Abstract

The estimation of RxC ecological inference contingency tables from aggregate data is one of the most salient and challenging problems in the field of quantitative social sciences, with major solutions proposed from both the ecological regression and the mathematical programming frameworks. In recent decades, there has been a drive to find solutions stemming from the former, with the latter being less active. From the mathematical programming framework, this paper suggests a new direction for tackling this problem. For the first time in the literature, a procedure based on linear programming is proposed to attain estimates of local contingency tables. Based on this and the homogeneity hypothesis, we suggest two new ecological inference algorithms. These two new algorithms represent an important step forward in the ecological inference mathematical programming literature.
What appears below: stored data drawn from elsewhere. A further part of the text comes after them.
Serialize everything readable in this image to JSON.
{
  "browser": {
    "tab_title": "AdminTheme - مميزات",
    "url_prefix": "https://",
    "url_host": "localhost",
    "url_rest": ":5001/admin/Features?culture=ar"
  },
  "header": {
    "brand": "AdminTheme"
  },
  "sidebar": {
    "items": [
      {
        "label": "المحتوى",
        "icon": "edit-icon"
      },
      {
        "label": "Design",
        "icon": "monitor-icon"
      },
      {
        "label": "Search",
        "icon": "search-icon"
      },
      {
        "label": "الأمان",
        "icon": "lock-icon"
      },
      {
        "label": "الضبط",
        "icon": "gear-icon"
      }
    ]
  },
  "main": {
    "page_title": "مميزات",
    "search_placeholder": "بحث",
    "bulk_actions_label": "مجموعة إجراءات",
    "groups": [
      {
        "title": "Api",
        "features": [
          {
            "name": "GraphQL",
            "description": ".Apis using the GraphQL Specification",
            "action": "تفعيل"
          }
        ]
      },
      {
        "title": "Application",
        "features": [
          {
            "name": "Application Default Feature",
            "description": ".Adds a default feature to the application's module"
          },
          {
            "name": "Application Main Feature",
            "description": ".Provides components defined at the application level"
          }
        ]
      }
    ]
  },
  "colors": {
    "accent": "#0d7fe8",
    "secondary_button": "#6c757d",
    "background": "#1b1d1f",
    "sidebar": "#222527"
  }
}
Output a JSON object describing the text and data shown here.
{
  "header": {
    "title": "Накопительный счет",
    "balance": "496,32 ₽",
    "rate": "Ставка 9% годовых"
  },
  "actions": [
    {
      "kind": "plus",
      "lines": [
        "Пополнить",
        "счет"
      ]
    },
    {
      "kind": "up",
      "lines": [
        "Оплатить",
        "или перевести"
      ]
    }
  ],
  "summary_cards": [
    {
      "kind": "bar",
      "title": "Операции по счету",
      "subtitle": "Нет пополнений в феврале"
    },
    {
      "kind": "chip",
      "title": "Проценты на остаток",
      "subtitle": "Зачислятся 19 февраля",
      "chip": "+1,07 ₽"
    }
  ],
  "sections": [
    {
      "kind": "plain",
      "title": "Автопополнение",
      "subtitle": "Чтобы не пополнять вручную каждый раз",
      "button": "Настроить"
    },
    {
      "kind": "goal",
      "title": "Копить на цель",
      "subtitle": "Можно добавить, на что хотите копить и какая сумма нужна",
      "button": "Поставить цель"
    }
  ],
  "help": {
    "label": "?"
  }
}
In addition to generating estimates for local ecological inference contingency tables and amending the tendency to produce extreme transfer probability estimates previously observed in other mathematical programming procedures, these two new algorithms prove to be quite competitive and more accurate than the current linear programming baseline algorithm. Their accuracy is assessed using a unique dataset with almost 500 elections, where the real transfer matrices are known, and their sensitivity to assumptions and limitations are gauged through an extensive simulation study. The new algorithms place the linear programming approach once again in a prominent position in the ecological inference toolkit. Interested readers can use these new algorithms easily with the aid of the R package lphom.